Implement caching at multiple levels for maximum impact:
- Page caching: Use WP Super Cache, W3 Total Cache, or WP Rocket to serve static HTML. For high-traffic sites, server-level caching with NGINX FastCGI cache or Varnish outperforms plugin-based solutions.
- Object caching: Redis or Memcached stores frequently accessed database queries in memory, reducing database load by 50-70% on content-heavy sites.
- CDN caching: Cloudflare or similar CDNs cache your static assets at edge locations worldwide, reducing latency for international visitors. For Malta-based businesses serving European customers, this is essential.
- Browser caching: Set appropriate cache headers for static assets so returning visitors load resources from their local cache rather than your server.
Database Optimisation
Over time, WordPress databases accumulate post revisions, spam comments, transient options, and orphaned metadata. A site running for two years can easily have a database three to five times larger than necessary. Run regular cleanups using WP-Optimize or similar tools to remove post revisions beyond a set limit, clear expired transients, and optimise table overhead.
Beyond cleanup, examine your slow queries. Enable the SAVEQUERIES constant in development to identify plugins making excessive or unindexed database queries. The Query Monitor plugin provides a detailed breakdown of every query on each page load, making it straightforward to identify bottlenecks.
Image and Asset Optimisation
Images typically account for 50-80% of a WordPress page's total weight. Serve images in WebP or AVIF format using plugins like ShortPixel or Imagify, which can convert and compress images automatically on upload. Enable lazy loading for below-the-fold images — WordPress includes native lazy loading since version 5.5, but ensure it is not applied to above-the-fold hero images where it would delay the Largest Contentful Paint.
For CSS and JavaScript, minify and combine files where possible. Remove unused CSS from theme frameworks — many WordPress themes ship with extensive CSS libraries where only 20-30% is actually used. Tools like PurgeCSS can strip unused styles during build, sometimes reducing stylesheet size by 80% or more.
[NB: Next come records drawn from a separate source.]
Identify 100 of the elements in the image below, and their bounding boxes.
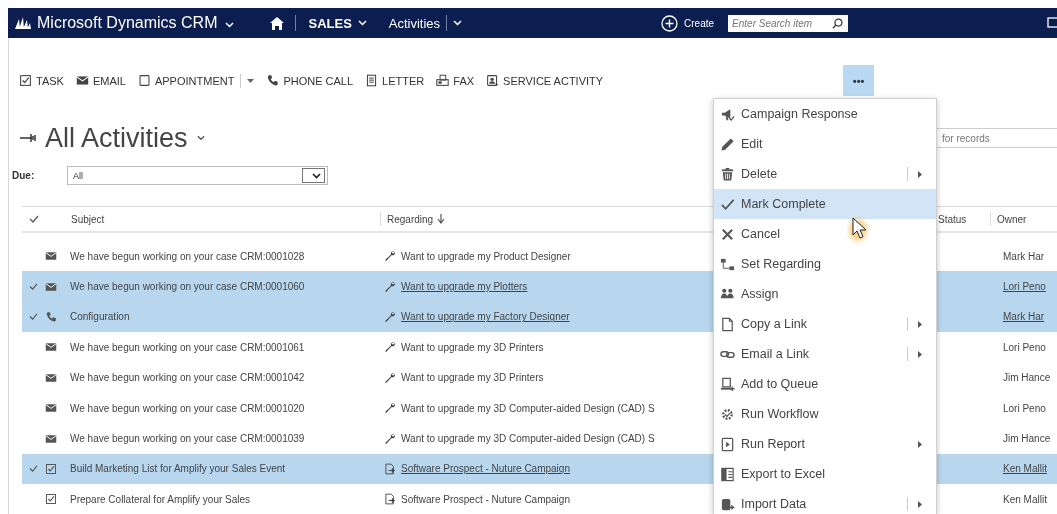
- menu-item[interactable]: Assign: [714, 279, 936, 309]
- search-box[interactable]: Enter Search item: [728, 14, 849, 32]
- search-field[interactable]: for records: [935, 128, 1057, 148]
- menu-item[interactable]: Campaign Response: [714, 99, 936, 129]
- submenu-arrow-icon: [918, 440, 922, 448]
- regarding-link[interactable]: Want to upgrade my Product Designer: [401, 250, 571, 262]
- menu-item[interactable]: Run Report: [714, 429, 936, 459]
- menu-item[interactable]: Email a Link: [714, 339, 936, 369]
- envelope-icon: [45, 250, 57, 263]
- regarding-link[interactable]: Want to upgrade my Factory Designer: [401, 311, 570, 323]
- subject-text: We have begun working on your case CRM:0001061: [70, 341, 305, 353]
- regarding-link[interactable]: Software Prospect - Nuture Campaign: [401, 463, 570, 475]
- owner-link[interactable]: Jim Hance: [1003, 372, 1051, 384]
- owner-link[interactable]: Ken Mallit: [1003, 463, 1047, 475]
- chevron-down-icon: [311, 172, 321, 179]
- subject-text: Build Marketing List for Amplify your Sales Event: [70, 463, 286, 475]
- owner-link[interactable]: Lori Peno: [1003, 281, 1046, 293]
- menu-item[interactable]: Cancel: [714, 219, 936, 249]
- menu-item[interactable]: Mark Complete: [714, 189, 936, 219]
- command-button[interactable]: PHONE CALL: [260, 65, 360, 96]
- owner-link[interactable]: Ken Mallit: [1003, 493, 1047, 505]
- owner-link[interactable]: Lori Peno: [1003, 402, 1046, 414]
- menu-item[interactable]: Delete: [714, 159, 936, 189]
- chevron-down-icon: [357, 20, 367, 26]
- command-button[interactable]: EMAIL: [69, 65, 132, 96]
- sort-down-arrow-icon[interactable]: [437, 214, 446, 224]
- regarding-link[interactable]: Want to upgrade my 3D Printers: [401, 372, 544, 384]
- subject-text: We have begun working on your case CRM:0001020: [70, 402, 305, 414]
- column-header[interactable]: Owner: [997, 213, 1027, 225]
- envelope-icon: [45, 402, 57, 415]
- envelope-icon: [45, 371, 57, 384]
- document-arrow-icon: [384, 462, 396, 475]
- checkbox-icon: [19, 74, 32, 87]
- create-link[interactable]: Create: [684, 17, 715, 29]
- envelope-icon: [45, 280, 57, 293]
- submenu-arrow-icon: [918, 170, 922, 178]
- square-icon: [137, 74, 151, 87]
- chevron-down-icon: [453, 20, 463, 26]
- chevron-down-icon: [196, 135, 205, 141]
- envelope-icon: [75, 74, 89, 87]
- menu-item[interactable]: Set Regarding: [714, 249, 936, 279]
- envelope-icon: [45, 341, 57, 354]
- document-plus-icon: [720, 376, 735, 392]
- subject-text: We have begun working on your case CRM:0001028: [70, 250, 305, 262]
- column-header[interactable]: Regarding: [387, 213, 434, 225]
- subject-text: We have begun working on your case CRM:0001042: [70, 372, 305, 384]
- submenu-arrow-icon: [918, 320, 922, 328]
- home-icon[interactable]: [270, 16, 285, 30]
- menu-item[interactable]: Edit: [714, 129, 936, 159]
- subject-text: We have begun working on your case CRM:0001060: [70, 281, 305, 293]
- document-arrow-icon: [384, 493, 396, 506]
- document-icon: [720, 316, 735, 332]
- subject-text: We have begun working on your case CRM:0001039: [70, 433, 305, 445]
- menu-item[interactable]: Run Workflow: [714, 399, 936, 429]
- regarding-link[interactable]: Want to upgrade my 3D Computer-aided Design (CAD) S: [401, 402, 655, 414]
- menu-item[interactable]: Export to Excel: [714, 459, 936, 489]
- dropdown-arrow-icon[interactable]: [247, 78, 255, 83]
- person-badge-icon: [486, 74, 500, 87]
- area-menu[interactable]: SALES: [308, 15, 367, 31]
- submenu-arrow-icon: [918, 350, 922, 358]
- app-title[interactable]: Microsoft Dynamics CRM: [37, 14, 218, 32]
- menu-item[interactable]: Import Data: [714, 489, 936, 514]
- due-dropdown[interactable]: All: [67, 166, 328, 185]
- select-all-checkmark-icon[interactable]: [28, 215, 39, 223]
- submenu-arrow-icon: [918, 500, 922, 508]
- command-button[interactable]: SERVICE ACTIVITY: [480, 65, 610, 96]
- regarding-link[interactable]: Want to upgrade my Plotters: [401, 281, 528, 293]
- regarding-link[interactable]: Software Prospect - Nuture Campaign: [401, 493, 570, 505]
- view-title[interactable]: All Activities: [45, 122, 188, 154]
- menu-item[interactable]: Add to Queue: [714, 369, 936, 399]
- search-icon[interactable]: [832, 17, 844, 29]
- add-icon[interactable]: [661, 14, 679, 32]
- trash-icon: [720, 166, 735, 182]
- subject-text: Prepare Collateral for Amplify your Sales: [70, 493, 251, 505]
- command-button[interactable]: APPOINTMENT: [131, 65, 241, 96]
- regarding-link[interactable]: Want to upgrade my 3D Printers: [401, 341, 544, 353]
- checkbox-icon: [45, 462, 57, 475]
- phone-icon: [45, 310, 57, 323]
- spreadsheet-icon: [720, 466, 735, 482]
- chevron-down-icon: [225, 21, 235, 28]
- column-header[interactable]: Status: [938, 213, 967, 225]
- menu-item[interactable]: Copy a Link: [714, 309, 936, 339]
- owner-link[interactable]: Lori Peno: [1003, 341, 1046, 353]
- owner-link[interactable]: Mark Har: [1003, 250, 1045, 262]
- pin-icon[interactable]: [20, 133, 36, 143]
- column-header[interactable]: Subject: [71, 213, 105, 225]
- entity-menu[interactable]: Activities: [388, 15, 441, 31]
- document-icon: [365, 74, 379, 87]
- checkbox-icon: [45, 493, 57, 506]
- command-button[interactable]: TASK: [13, 65, 70, 96]
- more-commands-button[interactable]: •••: [843, 65, 875, 96]
- owner-link[interactable]: Jim Hance: [1003, 433, 1051, 445]
- regarding-link[interactable]: Want to upgrade my 3D Computer-aided Design (CAD) S: [401, 433, 655, 445]
- owner-link[interactable]: Mark Har: [1003, 311, 1045, 323]
- play-document-icon: [720, 436, 735, 452]
- envelope-icon: [45, 432, 57, 445]
- fax-icon: [436, 74, 450, 87]
- command-button[interactable]: LETTER: [359, 65, 431, 96]
- pencil-icon: [720, 136, 735, 152]
- command-button[interactable]: FAX: [430, 65, 481, 96]
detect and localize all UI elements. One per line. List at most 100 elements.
Plugin Audit and Reduction
Every active plugin adds PHP execution time, potential database queries, and often additional CSS and JavaScript files. We routinely encounter WordPress sites running 40 or more plugins when 15 would suffice. Audit your plugins quarterly. For each one, ask whether it provides genuine value, whether its functionality could be achieved with a few lines of custom code, and whether it loads assets on pages where it is not needed.
Use asset management plugins to conditionally load plugin scripts and styles only on the pages where they are actually used. A contact form plugin, for example, should only load its JavaScript on the contact page, not across your entire site.
Hosting and Server Configuration
No amount of optimisation can compensate for poor hosting. Shared hosting plans that cram hundreds of sites onto a single server will always be slow under load. For business-critical WordPress sites, we recommend managed WordPress hosting providers or a properly configured VPS with NGINX, PHP 8.2+, and OPcache enabled.
Ensure your PHP version is current. PHP 8.2 is roughly three times faster than PHP 7.0 for WordPress workloads. Enable OPcache to store precompiled PHP bytecode in memory, eliminating the need to parse and compile PHP files on every request. These server-level changes often deliver more significant improvements than any single plugin or code optimisation.